Msieve v. 1.49 (SVN 18sep2011)
Tue May 1 12:48:30 2012
random seeds: a5a730ef e813bf12
factoring 75535181078074845018437161937882151367685849773415089372524470237498845846659369667108907186263191136699 (104 digits)
searching for 15-digit factors
commencing number field sieve (104-digit input)
R0: -30343810840966799284043776
R1: 1
A0: 1
A1: 0
A2: 766
A3: 0
A4: 1173512
skew 0.03, size 5.861e-12, alpha 1.196, combined = 8.786e-08 rroots = 0

commencing linear algebra
read 61231 cycles
cycles contain 186631 unique relations
read 186631 relations
using 20 quadratic characters above 33539634
building initial matrix
memory use: 21.7 MB
read 61231 cycles
matrix is 61053 x 61231 (18.6 MB) with weight 5560889 (90.82/col)
sparse part has weight 4193873 (68.49/col)
filtering completed in 2 passes
matrix is 61050 x 61228 (18.6 MB) with weight 5560797 (90.82/col)
sparse part has weight 4193853 (68.50/col)
matrix starts at (0, 0)
matrix is 61050 x 61228 (18.6 MB) with weight 5560797 (90.82/col)
sparse part has weight 4193853 (68.50/col)
saving the first 48 matrix rows for later
matrix includes 64 packed rows
matrix is 61002 x 61228 (17.3 MB) with weight 4389705 (71.69/col)
sparse part has weight 3921569 (64.05/col)
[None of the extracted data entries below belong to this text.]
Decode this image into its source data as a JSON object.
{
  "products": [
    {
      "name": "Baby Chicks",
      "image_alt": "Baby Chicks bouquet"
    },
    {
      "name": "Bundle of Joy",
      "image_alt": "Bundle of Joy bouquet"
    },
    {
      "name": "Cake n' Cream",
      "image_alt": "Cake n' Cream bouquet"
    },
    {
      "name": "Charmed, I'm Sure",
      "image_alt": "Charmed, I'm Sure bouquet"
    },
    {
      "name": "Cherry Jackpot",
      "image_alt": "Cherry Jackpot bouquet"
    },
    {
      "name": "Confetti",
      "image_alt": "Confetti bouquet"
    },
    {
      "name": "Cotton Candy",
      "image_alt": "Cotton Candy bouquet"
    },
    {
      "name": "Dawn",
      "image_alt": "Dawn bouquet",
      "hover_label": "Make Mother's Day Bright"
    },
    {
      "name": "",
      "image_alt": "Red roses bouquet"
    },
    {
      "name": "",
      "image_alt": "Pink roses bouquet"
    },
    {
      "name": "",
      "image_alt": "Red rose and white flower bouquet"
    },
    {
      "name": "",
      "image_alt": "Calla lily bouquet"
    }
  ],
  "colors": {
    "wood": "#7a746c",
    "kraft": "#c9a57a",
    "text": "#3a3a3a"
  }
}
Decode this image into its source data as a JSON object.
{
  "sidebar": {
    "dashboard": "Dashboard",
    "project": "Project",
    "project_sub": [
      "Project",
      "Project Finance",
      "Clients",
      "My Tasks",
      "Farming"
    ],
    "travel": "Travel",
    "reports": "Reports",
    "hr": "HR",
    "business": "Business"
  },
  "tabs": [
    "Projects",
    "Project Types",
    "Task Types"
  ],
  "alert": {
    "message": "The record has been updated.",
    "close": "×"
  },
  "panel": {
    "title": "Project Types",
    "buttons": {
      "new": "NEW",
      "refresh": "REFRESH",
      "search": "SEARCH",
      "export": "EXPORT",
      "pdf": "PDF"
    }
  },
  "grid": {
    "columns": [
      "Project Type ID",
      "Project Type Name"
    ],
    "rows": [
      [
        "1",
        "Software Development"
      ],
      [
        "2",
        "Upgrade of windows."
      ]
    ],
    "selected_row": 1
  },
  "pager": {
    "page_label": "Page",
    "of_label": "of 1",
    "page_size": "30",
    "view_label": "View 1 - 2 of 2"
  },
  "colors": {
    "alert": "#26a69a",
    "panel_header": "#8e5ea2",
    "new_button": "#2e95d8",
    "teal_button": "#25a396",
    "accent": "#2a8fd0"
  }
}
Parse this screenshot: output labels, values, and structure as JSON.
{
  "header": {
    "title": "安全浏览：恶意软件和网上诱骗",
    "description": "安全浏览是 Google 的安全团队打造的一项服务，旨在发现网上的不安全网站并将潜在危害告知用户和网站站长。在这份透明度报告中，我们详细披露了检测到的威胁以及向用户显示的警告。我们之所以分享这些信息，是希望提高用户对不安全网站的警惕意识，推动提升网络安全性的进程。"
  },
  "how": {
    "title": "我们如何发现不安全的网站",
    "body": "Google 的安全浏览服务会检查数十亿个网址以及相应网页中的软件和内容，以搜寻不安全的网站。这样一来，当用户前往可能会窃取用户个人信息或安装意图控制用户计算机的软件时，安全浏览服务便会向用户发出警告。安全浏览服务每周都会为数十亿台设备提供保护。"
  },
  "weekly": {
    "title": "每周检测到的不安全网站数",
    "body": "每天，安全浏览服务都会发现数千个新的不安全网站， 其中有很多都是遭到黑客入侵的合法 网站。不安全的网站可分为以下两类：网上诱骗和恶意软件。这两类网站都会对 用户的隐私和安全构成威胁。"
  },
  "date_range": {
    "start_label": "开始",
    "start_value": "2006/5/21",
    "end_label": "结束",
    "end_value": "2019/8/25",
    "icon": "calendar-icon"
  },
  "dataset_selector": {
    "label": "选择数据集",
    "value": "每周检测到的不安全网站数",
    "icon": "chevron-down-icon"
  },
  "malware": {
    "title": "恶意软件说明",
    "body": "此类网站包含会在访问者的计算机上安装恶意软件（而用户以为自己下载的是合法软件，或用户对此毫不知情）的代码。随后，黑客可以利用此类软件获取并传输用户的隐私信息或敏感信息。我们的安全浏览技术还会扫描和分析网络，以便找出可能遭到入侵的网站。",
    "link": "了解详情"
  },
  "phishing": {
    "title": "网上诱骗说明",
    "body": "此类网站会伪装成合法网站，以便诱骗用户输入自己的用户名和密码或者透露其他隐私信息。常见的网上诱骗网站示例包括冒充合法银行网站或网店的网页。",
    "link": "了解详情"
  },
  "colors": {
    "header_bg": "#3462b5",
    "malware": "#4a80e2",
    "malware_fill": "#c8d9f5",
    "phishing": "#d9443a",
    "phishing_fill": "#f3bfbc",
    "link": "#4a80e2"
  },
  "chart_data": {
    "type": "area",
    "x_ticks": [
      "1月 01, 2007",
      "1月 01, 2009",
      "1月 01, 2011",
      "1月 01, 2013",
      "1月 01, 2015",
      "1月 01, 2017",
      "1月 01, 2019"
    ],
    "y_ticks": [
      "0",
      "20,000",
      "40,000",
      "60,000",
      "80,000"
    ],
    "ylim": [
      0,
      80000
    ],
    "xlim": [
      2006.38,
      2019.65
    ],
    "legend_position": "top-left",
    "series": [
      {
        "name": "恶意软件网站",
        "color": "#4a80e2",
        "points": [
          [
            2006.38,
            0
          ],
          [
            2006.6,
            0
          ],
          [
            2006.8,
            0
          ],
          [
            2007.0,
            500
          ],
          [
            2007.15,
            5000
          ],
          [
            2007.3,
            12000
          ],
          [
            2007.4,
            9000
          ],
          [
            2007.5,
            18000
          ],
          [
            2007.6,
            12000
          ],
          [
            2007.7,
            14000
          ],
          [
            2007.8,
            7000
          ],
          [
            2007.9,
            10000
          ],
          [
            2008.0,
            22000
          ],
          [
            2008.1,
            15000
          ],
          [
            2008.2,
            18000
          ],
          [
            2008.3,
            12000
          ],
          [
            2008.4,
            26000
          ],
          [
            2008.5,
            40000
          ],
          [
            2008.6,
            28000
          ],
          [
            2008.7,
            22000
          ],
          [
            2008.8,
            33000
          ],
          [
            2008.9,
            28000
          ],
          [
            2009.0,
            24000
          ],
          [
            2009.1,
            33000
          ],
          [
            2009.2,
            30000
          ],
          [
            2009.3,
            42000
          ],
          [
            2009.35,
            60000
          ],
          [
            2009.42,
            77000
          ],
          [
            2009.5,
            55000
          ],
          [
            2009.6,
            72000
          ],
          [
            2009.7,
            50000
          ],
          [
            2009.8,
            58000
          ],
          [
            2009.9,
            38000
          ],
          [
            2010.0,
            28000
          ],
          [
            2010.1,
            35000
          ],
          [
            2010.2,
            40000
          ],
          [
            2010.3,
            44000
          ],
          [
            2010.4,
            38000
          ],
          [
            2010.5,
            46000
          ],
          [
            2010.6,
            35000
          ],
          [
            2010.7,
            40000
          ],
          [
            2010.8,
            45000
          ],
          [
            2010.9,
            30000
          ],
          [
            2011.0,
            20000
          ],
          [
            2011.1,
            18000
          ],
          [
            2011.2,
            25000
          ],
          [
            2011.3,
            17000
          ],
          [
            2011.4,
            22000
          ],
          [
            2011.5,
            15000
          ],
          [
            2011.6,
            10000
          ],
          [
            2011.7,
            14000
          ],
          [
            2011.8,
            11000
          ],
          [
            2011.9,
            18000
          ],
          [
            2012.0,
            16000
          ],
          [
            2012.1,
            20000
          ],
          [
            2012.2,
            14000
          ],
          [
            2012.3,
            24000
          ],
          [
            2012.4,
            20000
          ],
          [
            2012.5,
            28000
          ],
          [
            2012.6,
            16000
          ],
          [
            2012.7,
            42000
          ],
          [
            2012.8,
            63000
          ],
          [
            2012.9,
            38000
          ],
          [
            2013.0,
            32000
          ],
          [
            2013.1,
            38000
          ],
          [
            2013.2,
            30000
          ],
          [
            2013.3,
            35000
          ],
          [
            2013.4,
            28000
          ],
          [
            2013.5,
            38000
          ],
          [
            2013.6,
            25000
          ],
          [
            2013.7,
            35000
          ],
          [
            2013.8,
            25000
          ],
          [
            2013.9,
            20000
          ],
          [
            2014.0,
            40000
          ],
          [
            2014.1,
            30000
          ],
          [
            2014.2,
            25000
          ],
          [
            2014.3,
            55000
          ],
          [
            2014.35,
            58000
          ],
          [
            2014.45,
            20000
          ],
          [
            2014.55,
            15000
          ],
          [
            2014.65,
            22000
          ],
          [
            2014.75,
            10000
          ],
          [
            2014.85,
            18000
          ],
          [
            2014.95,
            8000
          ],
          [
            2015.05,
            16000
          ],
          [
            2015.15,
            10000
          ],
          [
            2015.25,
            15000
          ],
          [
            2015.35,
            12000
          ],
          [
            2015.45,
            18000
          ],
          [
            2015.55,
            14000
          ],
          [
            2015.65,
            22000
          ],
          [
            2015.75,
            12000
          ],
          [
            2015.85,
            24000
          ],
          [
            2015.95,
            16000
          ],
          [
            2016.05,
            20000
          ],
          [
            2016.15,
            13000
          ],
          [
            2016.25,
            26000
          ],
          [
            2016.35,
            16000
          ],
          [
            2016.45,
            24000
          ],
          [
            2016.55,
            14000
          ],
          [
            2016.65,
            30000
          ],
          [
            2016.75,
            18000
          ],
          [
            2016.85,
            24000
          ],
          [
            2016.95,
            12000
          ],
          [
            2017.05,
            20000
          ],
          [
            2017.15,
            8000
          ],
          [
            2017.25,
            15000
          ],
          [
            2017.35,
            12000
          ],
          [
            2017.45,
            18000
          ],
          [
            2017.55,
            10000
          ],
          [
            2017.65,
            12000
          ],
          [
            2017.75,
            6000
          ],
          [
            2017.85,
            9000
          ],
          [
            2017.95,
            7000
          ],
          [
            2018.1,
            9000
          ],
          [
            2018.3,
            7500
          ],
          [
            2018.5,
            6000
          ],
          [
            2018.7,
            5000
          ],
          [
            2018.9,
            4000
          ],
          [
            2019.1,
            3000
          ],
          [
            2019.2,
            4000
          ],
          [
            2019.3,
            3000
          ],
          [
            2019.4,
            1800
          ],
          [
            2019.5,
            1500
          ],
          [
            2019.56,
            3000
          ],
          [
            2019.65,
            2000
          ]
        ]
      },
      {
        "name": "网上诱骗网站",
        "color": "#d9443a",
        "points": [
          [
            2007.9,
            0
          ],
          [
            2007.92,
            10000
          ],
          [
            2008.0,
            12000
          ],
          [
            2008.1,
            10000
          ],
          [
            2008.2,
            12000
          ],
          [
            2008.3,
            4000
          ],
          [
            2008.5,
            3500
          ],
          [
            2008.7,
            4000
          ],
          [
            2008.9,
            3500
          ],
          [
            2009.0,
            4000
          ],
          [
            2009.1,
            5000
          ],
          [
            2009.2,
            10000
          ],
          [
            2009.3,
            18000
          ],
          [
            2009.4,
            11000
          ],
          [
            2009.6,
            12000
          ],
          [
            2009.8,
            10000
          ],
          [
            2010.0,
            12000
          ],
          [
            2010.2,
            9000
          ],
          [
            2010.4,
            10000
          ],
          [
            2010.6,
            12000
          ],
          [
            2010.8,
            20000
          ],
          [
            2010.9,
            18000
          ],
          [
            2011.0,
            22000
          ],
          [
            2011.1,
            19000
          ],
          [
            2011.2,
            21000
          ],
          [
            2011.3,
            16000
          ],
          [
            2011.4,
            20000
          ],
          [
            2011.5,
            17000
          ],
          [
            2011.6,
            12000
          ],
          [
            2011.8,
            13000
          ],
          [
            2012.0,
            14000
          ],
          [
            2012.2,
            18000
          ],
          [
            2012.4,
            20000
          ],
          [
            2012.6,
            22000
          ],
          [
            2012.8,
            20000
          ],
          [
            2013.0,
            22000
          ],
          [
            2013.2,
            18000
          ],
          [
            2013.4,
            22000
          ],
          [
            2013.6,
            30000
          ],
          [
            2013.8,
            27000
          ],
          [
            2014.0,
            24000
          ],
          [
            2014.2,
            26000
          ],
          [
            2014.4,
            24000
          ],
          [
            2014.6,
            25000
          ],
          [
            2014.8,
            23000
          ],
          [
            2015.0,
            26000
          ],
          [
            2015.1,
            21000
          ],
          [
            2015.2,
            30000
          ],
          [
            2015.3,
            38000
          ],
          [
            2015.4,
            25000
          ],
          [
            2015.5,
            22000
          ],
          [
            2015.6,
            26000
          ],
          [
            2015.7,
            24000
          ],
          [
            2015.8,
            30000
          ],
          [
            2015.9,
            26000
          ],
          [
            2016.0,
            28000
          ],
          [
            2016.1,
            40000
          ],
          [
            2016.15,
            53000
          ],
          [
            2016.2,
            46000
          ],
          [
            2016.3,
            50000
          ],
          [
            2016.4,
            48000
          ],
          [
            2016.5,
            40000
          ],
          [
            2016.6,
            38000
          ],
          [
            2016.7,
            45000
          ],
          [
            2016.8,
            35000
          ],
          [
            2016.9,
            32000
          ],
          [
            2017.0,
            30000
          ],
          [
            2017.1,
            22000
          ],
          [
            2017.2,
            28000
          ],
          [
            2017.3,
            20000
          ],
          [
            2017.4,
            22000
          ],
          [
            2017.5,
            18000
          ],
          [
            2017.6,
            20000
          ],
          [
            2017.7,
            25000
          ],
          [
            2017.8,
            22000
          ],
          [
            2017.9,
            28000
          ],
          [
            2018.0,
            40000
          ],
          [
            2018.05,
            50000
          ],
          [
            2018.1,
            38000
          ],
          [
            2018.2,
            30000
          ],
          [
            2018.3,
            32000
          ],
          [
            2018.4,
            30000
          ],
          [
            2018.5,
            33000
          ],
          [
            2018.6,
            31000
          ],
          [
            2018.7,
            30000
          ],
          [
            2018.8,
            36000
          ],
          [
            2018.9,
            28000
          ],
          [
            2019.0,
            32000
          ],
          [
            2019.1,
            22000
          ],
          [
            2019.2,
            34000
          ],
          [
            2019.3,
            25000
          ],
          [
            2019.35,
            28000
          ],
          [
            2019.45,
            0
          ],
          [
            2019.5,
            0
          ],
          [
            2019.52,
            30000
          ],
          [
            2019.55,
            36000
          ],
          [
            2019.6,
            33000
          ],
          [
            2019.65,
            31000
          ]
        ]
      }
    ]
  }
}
using block size 24400 for processor cache size 1024 kB
commencing Lanczos iteration
memory use: 12.7 MB
linear algebra at 78.7%, ETA 0h 0m61228 dimensions (78.7%, ETA 0h 0m)
linear algebra completed 21442763 of 61228 dimensions (35021.2%, ETA 925h 2m)
[/code]
Notice completed dimensions is much larger than total dimensions. I've killed it since it was going nowhere, but saved all the files it created.

Any idea what was wrong?

Chris

PS. The SVN 18sep2011 is because I don't have SVN set up on this system, I tweaked the makefile to make it say 18sep2011 because I downloaded msieve then.

Looks like the LA is not converging.

It's a small enough dataset that I can download it if you post it somewhere, but offhand I'm wondering how stable the machine is. A small matrix like this does not have error checking enabled, so if it's a transient glitch you can try rerunning.